Our favorite pickle is to make is called a half sour. Here is how we make a good ol'fashioned half sour:
3-5 Garlic Cloves -cut into medium sized chunks
1/3 tsp whole coriander seeds -lightly crushed
1/2 tsp brown mustard seeds -lightly crushed
2 whole clove buds
1/4 tsp crushed red pepper flakes
1/3 tsp black peppercorns -lightly crushed
1/4 tsp dried dill seeds
1 small bay leaf, broken into smaller pieces
And 4 Tbsp fresh dill weed
Optional to add heat - 1 small hot pepper sliced and added to the jar
Lightly crush the spices and place them all in the jar
How to make basic pickles:
You are making a salt brine for the cucumbers to ferment in. Salt brines are perfect for coarsely chopped or whole vegetables like small cucumbers. The brining process allows vegetables to transform by creating an environment where beneficial lactic acid bacteria can thrive. These beneficial bacteria exist naturally on the surface of fresh vegetables (and on our skin and in healthy soil too). The key to a robust fermentation is giving the lactic acid bacteria a warm, slightly salty, and anaerobic (no access to oxygen) environment to do their magic!
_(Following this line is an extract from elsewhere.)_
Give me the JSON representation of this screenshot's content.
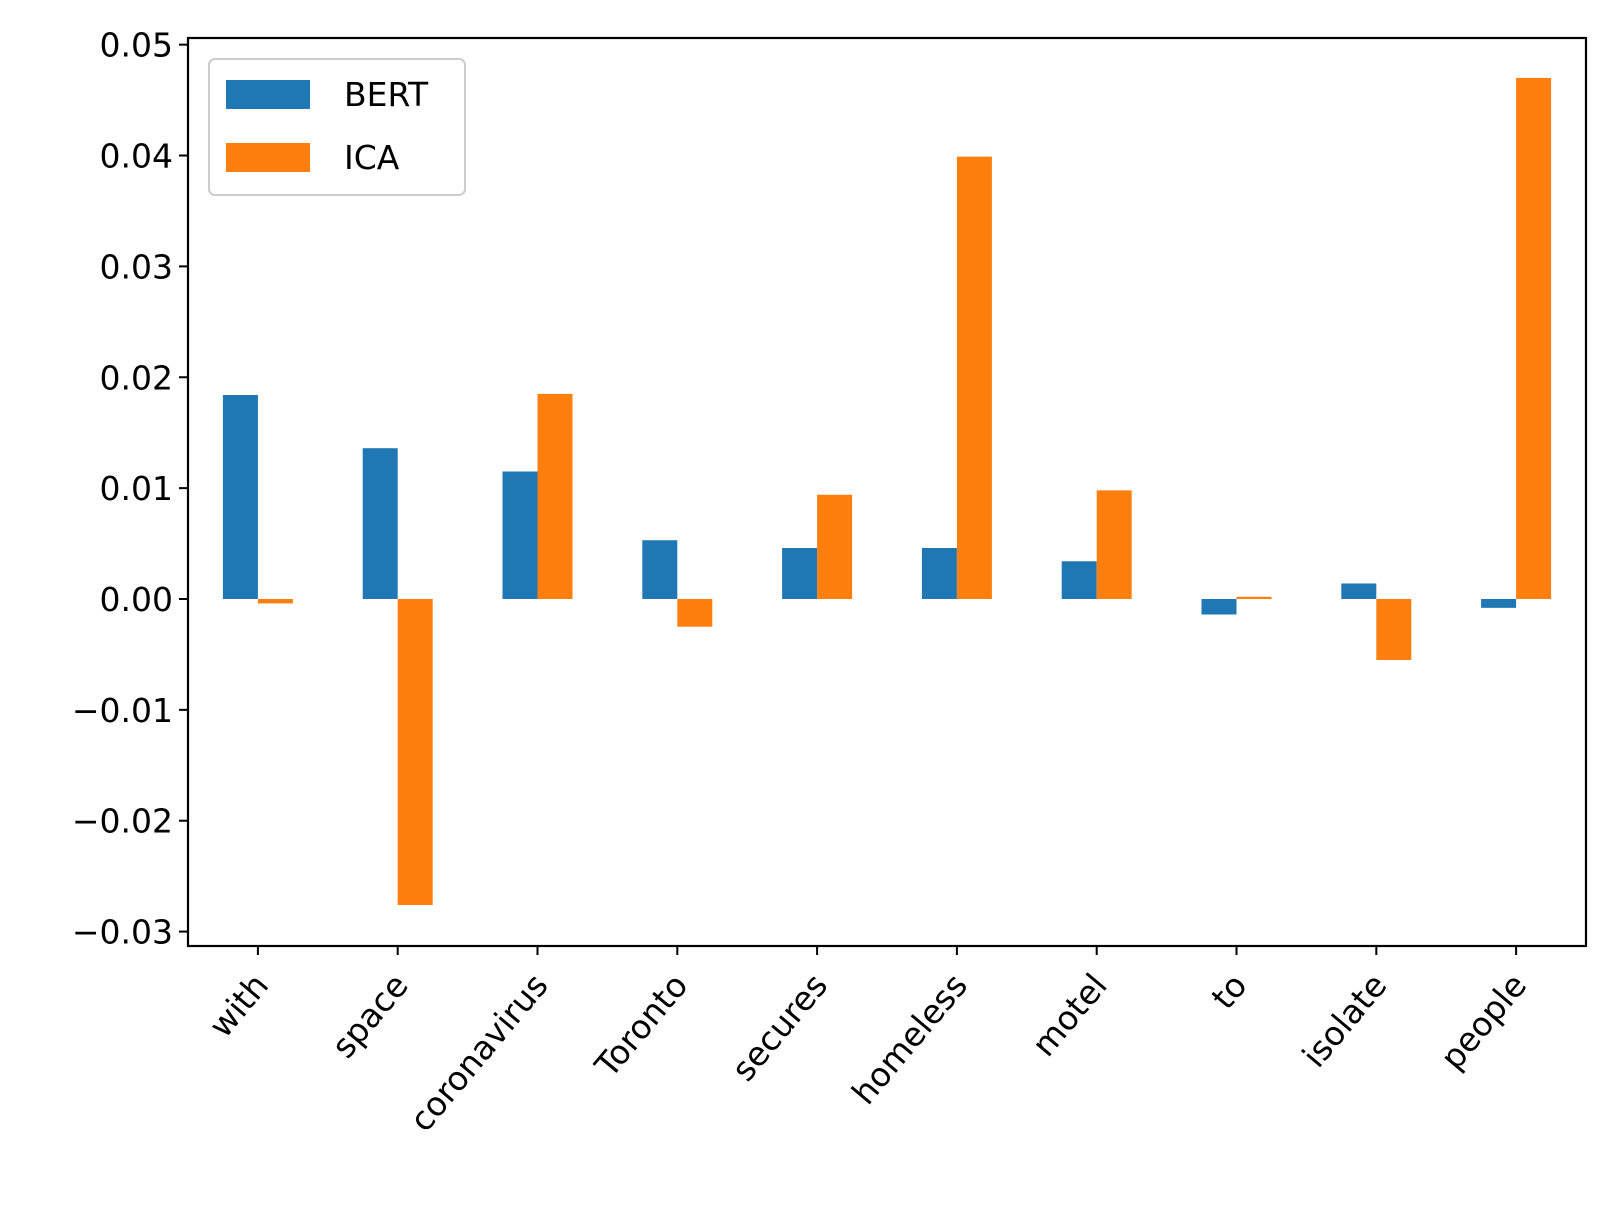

Choose small to medium cucumbers that are free from bruises or soft spots.
Place the cucumbers along with any herbs or spices in the jar, leaving an inch of headspace at the top.
In a bowl, mix the brine: 4 cups filtered water + 2 Tbsp salt until the salt completely dissolves.
Add the water and salt mixture to the jar of cucumbers. Then top off the jar with more of the salt water, leaving 3/4 inch of headspace. Make sure all your vegetables are below the brine.
Place a small glass, ceramic, or stainless steal weight on the top of the cucumbers to hold them down below the brine.
Place your jar in a warm (66-72’ F) location to ferment. Put a plate or tray under your jar as they often leak a little of the brine in the first week of fermenting.
In the Next Week:
Be sure to check your soon to be pickles everyday and push any cucumbers or other vegetable matter down below the brine with clean fingers or utensil. This will lock your cucumbers away from oxygen and protect the ferment from developing yeasts and molds that could ruin or even make your batch unsafe to eat. If the brine evaporates too much, put more filtered water in to top it back up.
Pickles take a little while to develop that tangy sour flavor, so be patient.
On day ten, try tasting a pickle from the jar. The texture of the cucumber will have softened a little. There could be a white film or cloudiness in the jar, that is safe. Any other color of slime or mold or off putting smell could be a sign that this batch is contaminated and should be discarded.
If you still taste the raw vegetable, try letting it ferment for a few more days and then try it again. When you like the taste and texture of the pickle, replace the airlock with a fresh lid and put the jar into the refrigerator. There is no harm in fermenting pickles for a 3-4 weeks (and that is actually about how we find it takes to get them just right). Putting your ferment in the fridge will slow the fermentation and preserve the taste and texture for many weeks or even months.
For future experiments, you can to scale up or down your salt brine using this ratio:
1 1/2 teaspoons salt : 1 pint water+vegetables.
If you want to know more about fermentation, I recommend reading Wild Fermentation by Sandor Katz. And of course, try your own experiments using the above salt brine ratio. Pickles are amazing, and so is sauerkraut, green beans, carrots, beets, ginger, peppers....or a mix of veggies. And the brine. You can use left over brine to start your next batch or drink it to help replenish electrolytes and beneficial bacteria during or after illness or a long training session.
Kathi enjoys making and eating delicious and nutritious food for her family and friends. Fermenting foods is an ancient art of preserving foods that I took up about 20 years ago with that first try at sauerkraut. There is pretty much always a jar of something fermenting down in the basement and one of our favorite things to do while traveling is find local ferments to try! I hope you give home fermenting a try and enjoy the ease of preserving food this way.